At his military commission trial at Guantánamo Bay, Cuba, the military judge explained to Khadr that the law says a "killing is unlawful when done without legal justification or excuse" and that "the phrase 'in violation of the law of war' means a person … acting as a combatant [who] did not meet the requirements for being a lawful combatant." Khadr pled guilty to the charge and is now in prison in Canada serving a sentence for war crimes.

He adds that the CIA under whose drone attacks the targeted assassinations are performed, is a civilian agency with civilian employees and civilian contractors. It is not part of the US armed forces and its drone program is not immune from liability by the law of war principles that might apply to the military drone program. Remember, this man was a prosecutor at the military commissions in Guantanamo Bay, and he concludes with an observation from the orthodox legal mind that nevertheless convicts Obama of incorrect application of law:

“Under what authority is the CIA legally excused for deliberately killing?
“The United States has never made – nor should it – the argument that the CIA is part of the US armed forces and governed by the law of war. The fact that the two entities are separate and operate under distinct rules is clear…..
“Jack Goldsmith, former assistant attorney general in the George W Bush administration and now a professor at Harvard Law School, argues the past decade shows that the United States needs a new statutory framework governing how it conducts secret warfare.
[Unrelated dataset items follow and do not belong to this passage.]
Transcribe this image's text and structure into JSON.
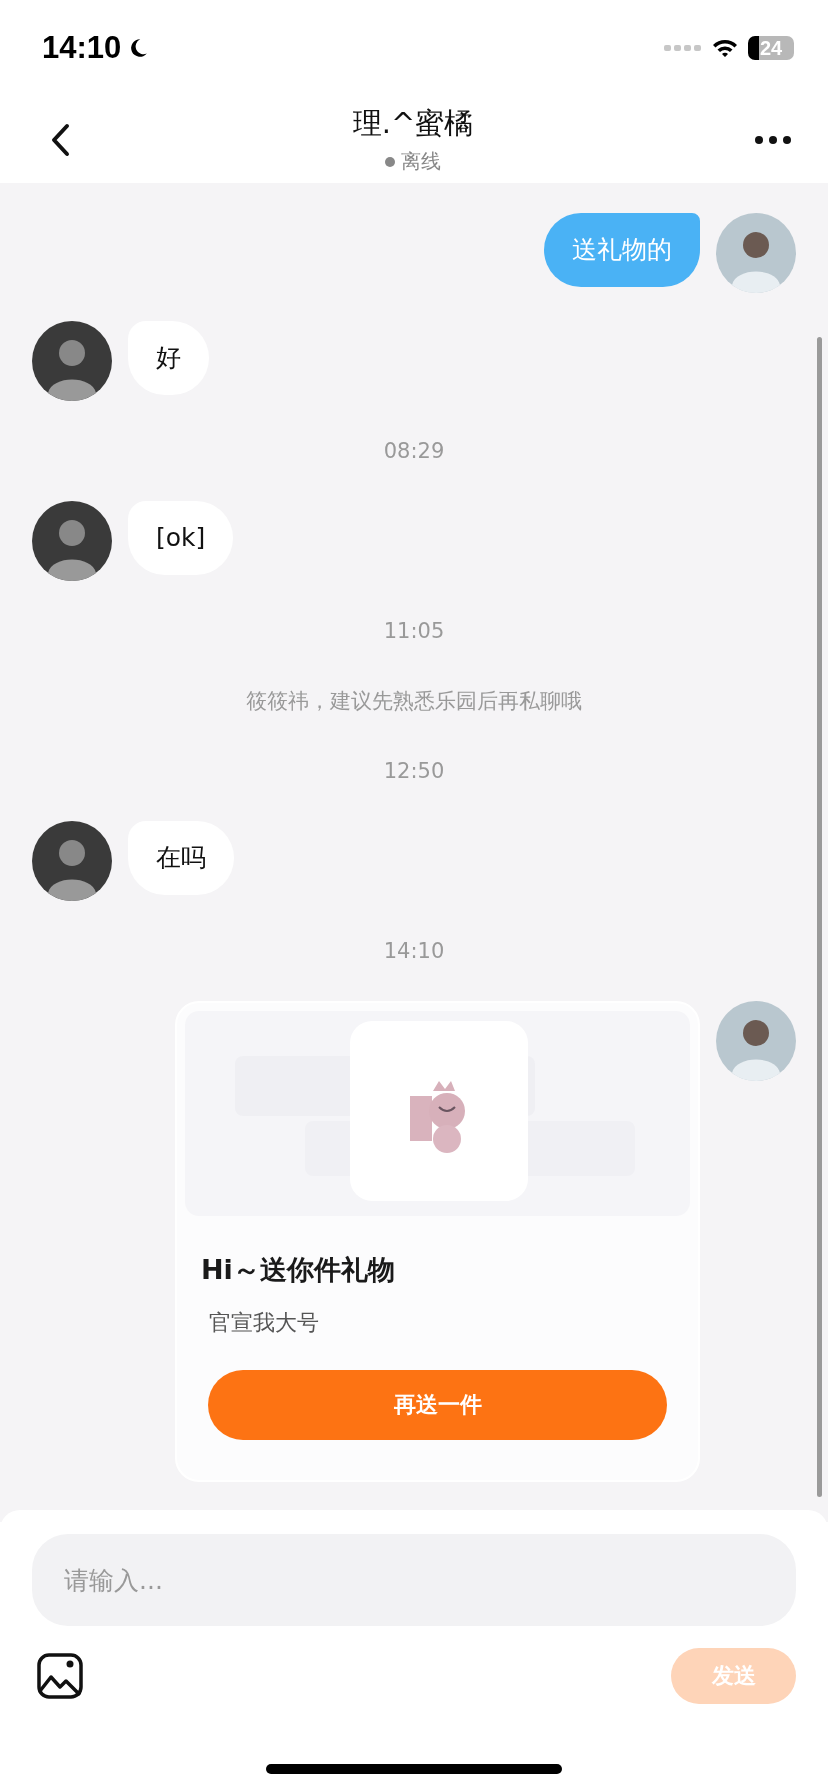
{
  "status_bar": {
    "time": "14:10",
    "battery": "24"
  },
  "header": {
    "title": "理.^蜜橘",
    "status": "离线",
    "online": false
  },
  "messages": [
    {
      "kind": "text",
      "outgoing": true,
      "text": "送礼物的"
    },
    {
      "kind": "text",
      "outgoing": false,
      "text": "好"
    },
    {
      "kind": "time",
      "text": "08:29"
    },
    {
      "kind": "text",
      "outgoing": false,
      "text": "[ok]"
    },
    {
      "kind": "time",
      "text": "11:05"
    },
    {
      "kind": "notice",
      "text": "筱筱祎，建议先熟悉乐园后再私聊哦"
    },
    {
      "kind": "time",
      "text": "12:50"
    },
    {
      "kind": "text",
      "outgoing": false,
      "text": "在吗"
    },
    {
      "kind": "time",
      "text": "14:10"
    },
    {
      "kind": "gift",
      "title": "Hi～送你件礼物",
      "subtitle": "官宣我大号",
      "button": "再送一件"
    }
  ],
  "composer": {
    "placeholder": "请输入...",
    "send": "发送",
    "send_enabled": false
  }
}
Perhaps that would be a positive step, but a new domestic statutory scheme would not make a civilian working for a civilian agency a lawful combatant entitled to immunity under the law of war for acts committed outside the United States.
“Neither Congress nor the president has the power to create a legal justification for killing in violation of the law of war.”

What the US President has claimed  is that it is perfectly legal for him to assassinate any person, in any place, whom he believes might be planning some form of action, or even thinking about it, against the United States. This with no form of oversight, no form of regulation, no form of control: just arbitrary decisions made without any reference to customary procedures governing murder and assassination.

If this doesn’t stink to High Heaven, as they say, then what would?